Obese individuals may have elevated circulating levels of the protein hormone leptin, which manages appetite. It is presumed that lower concentrations of adiponectin controls glucose levels and breaks down fatty acids. Detailed information of these hormones can possibly help gauge their role in obesity-related cancers and those at risk. During the research, scientists inspected the protective effect of adiponectin and its impact on leptin in HCC. Presumably, HCC has the greatest increased risk linked with obesity than other cancers like prostate, kidney, colon, and stomach.

Dr. Neeraj K. Saxena, Ph.D., remarked, “Taken together our results suggest an attractive molecular strategy employing adiponectin analogues for potential therapy of metastatic HCC. With the prevalence of obesity in the U.S., our study could significantly improve overall survival for a vast number of obese liver cancer patients by using adiponectin to inhibit growth, invasion, and migration of HCC cells.”

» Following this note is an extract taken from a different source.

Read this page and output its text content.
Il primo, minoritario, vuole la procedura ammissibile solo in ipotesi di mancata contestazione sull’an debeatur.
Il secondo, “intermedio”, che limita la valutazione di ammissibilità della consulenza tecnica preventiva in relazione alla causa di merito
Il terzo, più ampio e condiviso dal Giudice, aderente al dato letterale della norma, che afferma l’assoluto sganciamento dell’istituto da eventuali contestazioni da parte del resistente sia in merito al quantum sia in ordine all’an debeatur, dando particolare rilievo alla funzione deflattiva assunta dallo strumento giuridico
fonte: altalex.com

With the help of human cell-lines, mice models of HCC, and tissue microarray the antagonistic role of adiponectin on the cancer-causing actions of leptin was seemingly bought under limelight. Adiponectin treatment apparently prevented leptin-induced proliferation, invasion, and migration of HCC cells. It was also observed that treatment with adiponectin delayed leptin-induced HCC tumor growth in vivo. Leptin expression seems to be associated positively with HCC proliferation and nonalcoholic steatohepatitis (NASH). While adiponectin expression may have an inverse link with tumor size, it develops a direct correlation to disease-free survival in human HCC tumor samples.

The research will be published in the November issue of Hepatology.